Nishimura, R.; Barnett, S. F. H.; Jain, K.; Huang, Z.; Goult, B. T.; Kanchanawong, P.

Integrin-based cell adhesions (IACs) serve as primary sites where piconewton-scale actomyosin-generated mechanical forces are transmitted to the extracellular matrix (ECM), generating traction forces that drive cell-ECM responses including adhesion, migration, and mechano-signaling. Talin, a large (270 kDa) cytosolic adaptor protein, is the principal force-transmission protein in integrin-based adhesions, containing multiple mechanosensitive domains and protein-protein interaction sites that orchestrate molecular events in mechanosensing. As a highly modular multi-domain protein, talin has been identified as an effective target for chemogenetic and optogenetic manipulation of integrin-based mechanotransduction. However, a key limitation of previous approaches is the reliance on heterodimerization modules to control talin function, requiring the expression of two modified talin fragments. In practice, achieving precise expression levels in such a 2-component approach can be challenging, particularly when combined with other genetic tools. Since talin naturally contains a C-terminal dimerization domain that forms part of its actin-binding site, we reasoned that the molecularly engineered talin with a C-terminal optically-controlled homodimerizer could enable single-component optogenetic control of mechanotransduction.

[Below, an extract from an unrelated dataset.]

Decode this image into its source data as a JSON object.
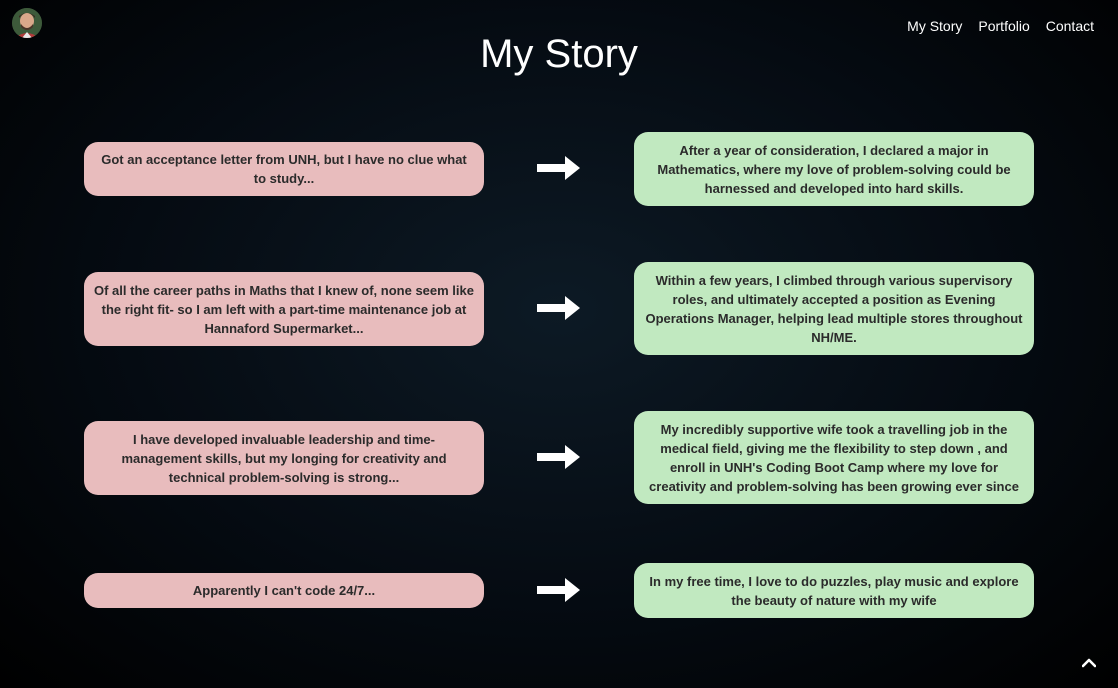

This approach would facilitate multiplexing with other molecular perturbations or experimental techniques. Here, we describe an opto-homodimerizable talin based on the pdDronpa1.2 optogenetic module, which enables optogenetic control of talin by a single construct. We demonstrate that light-induced talin dimerization promotes talin recruitment to IACs, adhesion formation, actin retrograde flow engagement, and downstream mechanotransduction signaling. Conversely, light-induced talin monomerization rapidly disassembles focal adhesions, disrupts talin-actin linkages, and accelerates actin retrograde flow, underscoring the critical roles of talin dimerization. Furthermore, our single-construct design allows facile multiplexing of optogenetic modulation of integrin-mediated mechanotransduction with super-resolution single-molecule tracking, revealing the essential role of talin dimerization for integrin v{beta}5 engagement.